As in forwarding the source IP address too?
I don't think you can use ssh to do this. Apache is seeing the ssh client on localhost doing the connecting so that is what it reports in your logs.
Another way of doing this would be to use a DNAT rule on [remotehost]. From my router:
When traffic arrives on port 22 to the $WAN interface of my router, the first rule rewrites it to pass to my local ssh server at 192.168.1.5. The second rule is there to allow the rewritten traffic to pass through the firewall.
iptables -t nat -A prerouting_rule -i $WAN -p tcp --dport 22 -j DNAT --to 192.168.1.5:22
iptables -A forwarding_rule -i $WAN -p tcp --dport 22 -d 192.168.1.5 -j ACCEPT
My ssh logs then correctly report the incoming IP address in the same way you want.
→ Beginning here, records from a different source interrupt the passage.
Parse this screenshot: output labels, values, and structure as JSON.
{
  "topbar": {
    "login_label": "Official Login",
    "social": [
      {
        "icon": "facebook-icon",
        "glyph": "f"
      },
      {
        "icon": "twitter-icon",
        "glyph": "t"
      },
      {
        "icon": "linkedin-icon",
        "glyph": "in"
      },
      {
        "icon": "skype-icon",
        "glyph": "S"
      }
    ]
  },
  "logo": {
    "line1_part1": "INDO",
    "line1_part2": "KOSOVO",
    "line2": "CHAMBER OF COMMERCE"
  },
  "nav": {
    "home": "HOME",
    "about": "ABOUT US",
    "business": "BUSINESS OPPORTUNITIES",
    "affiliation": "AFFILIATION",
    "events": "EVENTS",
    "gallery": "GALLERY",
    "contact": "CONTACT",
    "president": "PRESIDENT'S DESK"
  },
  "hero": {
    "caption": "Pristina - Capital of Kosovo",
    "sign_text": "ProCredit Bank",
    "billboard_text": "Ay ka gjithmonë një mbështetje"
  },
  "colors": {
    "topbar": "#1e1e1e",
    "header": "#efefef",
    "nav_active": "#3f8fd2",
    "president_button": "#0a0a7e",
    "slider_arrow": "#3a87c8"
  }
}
Some experimentation may be in order because these precise rules assume some initial setup that will be different from yours, but we can help you there if you need it.
Let us know how you get on,
It's not my local router, see,
I have a private SSH server someone else has given me and I have been using it to redirect traffic to me so I don't have to open my firewall. I think what you're trying to explain to me is port forwarding, which is not what I want, because I'm doing it already. I want my apache2 to think that if people connect from $IP3 to $IP2 ($IP2 automatically transferring port 80 to $IP1 with the -R switch of SSH) so that $IP3 appears in $IP1's /var/log/apache2/access.log rather than simply 127.0.0.1.
I'm not sure iptables is the right thing to use, since there is only one interface on the remote server.